The Guardian is reporting a police officer fired pepperball rounds into the closed tent of slain activist Manuel Paez Terán before shooting at them with live fire, leading to their death. The activist, who went by the name Tortuguita, was killed while defending Georgia’s Weelaunee Forest from the construction of the $90 million police training facility dubbed “Cop City.” The new information surrounding Tortuguita’s killing was recently revealed in police incident reports and confirms Atlanta police “planned and led” the deadly operation of January 18.
In financial news, First Citizens Bank announced it will purchase a large portion of the assets of the failed Silicon Valley Bank. Seventeen former branches of SVB will now operate as First Citizens banks. The FDIC took over SVB earlier this month after a run on the bank caused it to collapse in the second-largest bank failure in U.S. history.
House Republicans passed a bill increasing parents’ control in public schools, including a right to review curricula and reading lists, as well as books that are available at school libraries.
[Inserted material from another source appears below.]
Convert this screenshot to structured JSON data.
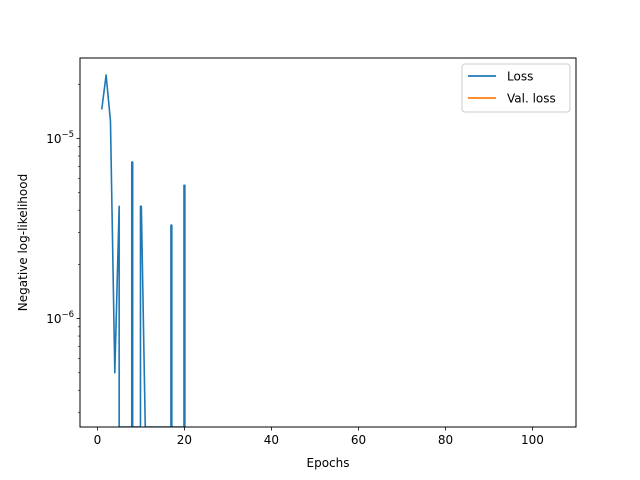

So-called parental rights have become a flashpoint for conservatives and have led to over 1,600 books being banned in school libraries and classrooms from mid-2021 to mid-2022. Senate Majority Leader Chuck Schumer said the Democrat-controlled Senate will not take up the bill, which he called “Orwellian to the core.” Fellow New York lawmaker Representative Alexandria Ocasio-Cortez spoke out against the measure Thursday on the House floor.
Rep. Alexandria Ocasio-Cortez: “Look at these books that have already been banned due to Republican measures. 'The Life of Rosa Parks,' this apparently is too woke by the Republican Party. 'Song of Solomon' is unacceptable to Republican politics. Forty percent of banned book have — reported are significantly addressing and specifically addressing LGBT issues.”